The tortoises are between 4 and 10 years old and were bred in captivity at the Fausto Llerena breeding center on Santa Cruz Island.
In 1971 the Galapágos National Park eradicated goats and vegetation returned, helped by heavy rains during years when the El Niño phenomenon was active in the Pacific Ocean. Currently there are 250,000 Santa Fe Opuntia cactus, mostly adults; and 6,500 land iguanas (Conolophus pallidus).
In a news release the Galápagos Conservancy said the purpose of the project is to establish “a reproductive tortoise population to fill the historical role of ecosystem engineer on Santa Fé.” To keep track of the tortoises, 30 of them were fitted with radio telemetry transmitters so their positions on the island can be tracked.
Galápagos Conservancy
Fenced-off areas were created on Santa Fé Island in 2014 where tortoises and iguanas won’t be able to feed on the vegetation.

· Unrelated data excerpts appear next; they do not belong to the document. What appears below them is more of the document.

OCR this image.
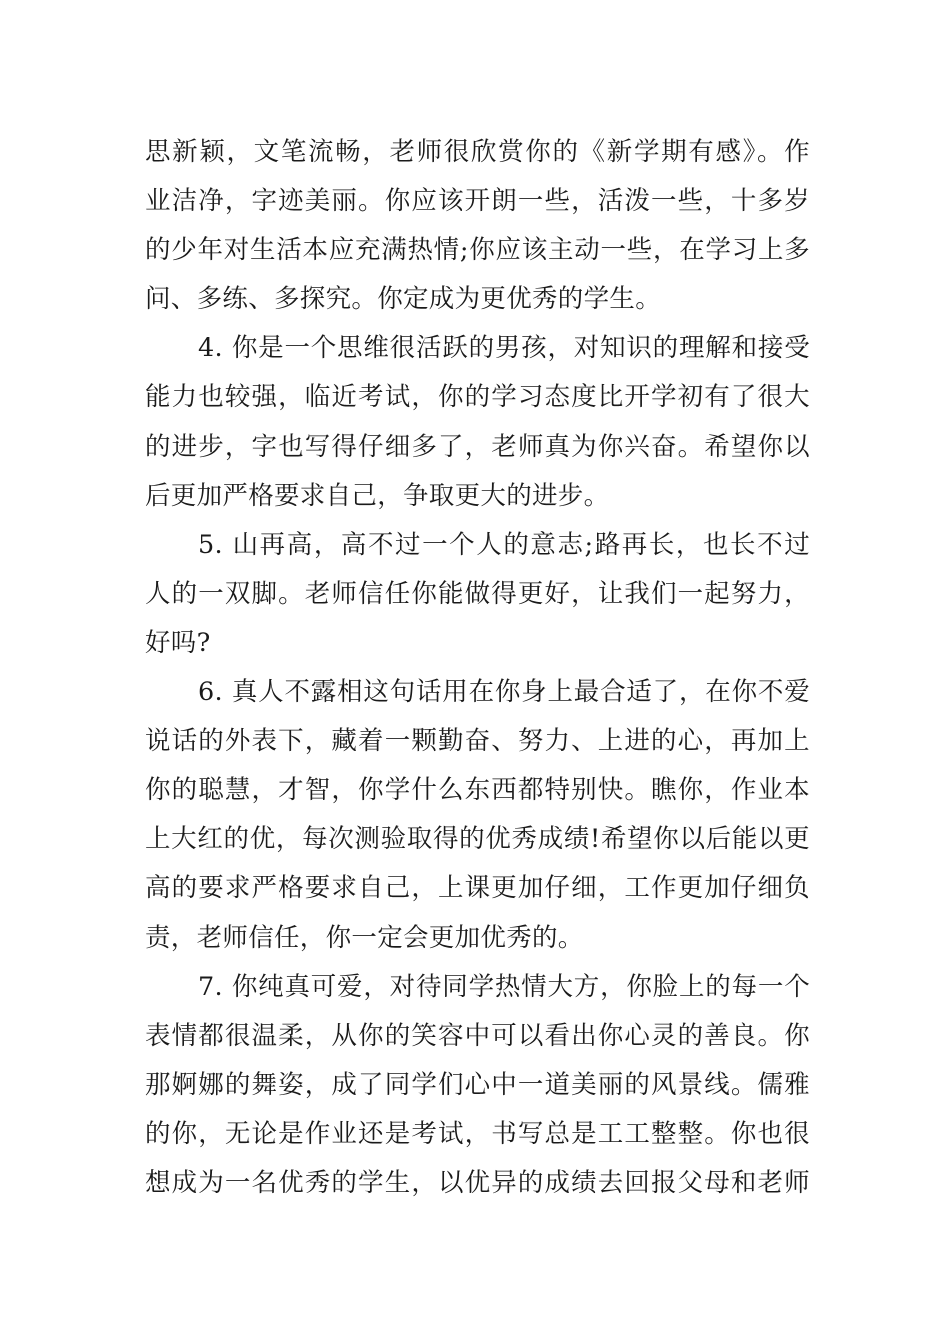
思新颖，文笔流畅，老师很欣赏你的《新学期有感》。作
业洁净，字迹美丽。你应该开朗一些，活泼一些，十多岁
的少年对生活本应充满热情;你应该主动一些，在学习上多
问、多练、多探究。你定成为更优秀的学生。
4. 你是一个思维很活跃的男孩，对知识的理解和接受
能力也较强，临近考试，你的学习态度比开学初有了很大
的进步，字也写得仔细多了，老师真为你兴奋。希望你以
后更加严格要求自己，争取更大的进步。
5. 山再高，高不过一个人的意志;路再长，也长不过
人的一双脚。老师信任你能做得更好，让我们一起努力，
好吗?
6. 真人不露相这句话用在你身上最合适了，在你不爱
说话的外表下，藏着一颗勤奋、努力、上进的心，再加上
你的聪慧，才智，你学什么东西都特别快。瞧你，作业本
上大红的优，每次测验取得的优秀成绩!希望你以后能以更
高的要求严格要求自己，上课更加仔细，工作更加仔细负
责，老师信任，你一定会更加优秀的。
7. 你纯真可爱，对待同学热情大方，你脸上的每一个
表情都很温柔，从你的笑容中可以看出你心灵的善良。你
那婀娜的舞姿，成了同学们心中一道美丽的风景线。儒雅
的你，无论是作业还是考试，书写总是工工整整。你也很
想成为一名优秀的学生，以优异的成绩去回报父母和老师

Preparations for this reintroduction took several years. In 2014, a team from the Park staff and Galapagos Conservancy traveled to Santa Fe and fenced off areas where the tortoises and iguanas will not be able to consume the vegetation. That way, scientists can compare the impact of native herbivores on the ecosystem in areas where they can and can’t feed on the local plants.
An important part of the Project, added Rueda, is the evaluation over time of ecosystem changes due to the presence of the tortoises, as well as the interaction between tortoises and land iguanas, especially for shared resources such as food.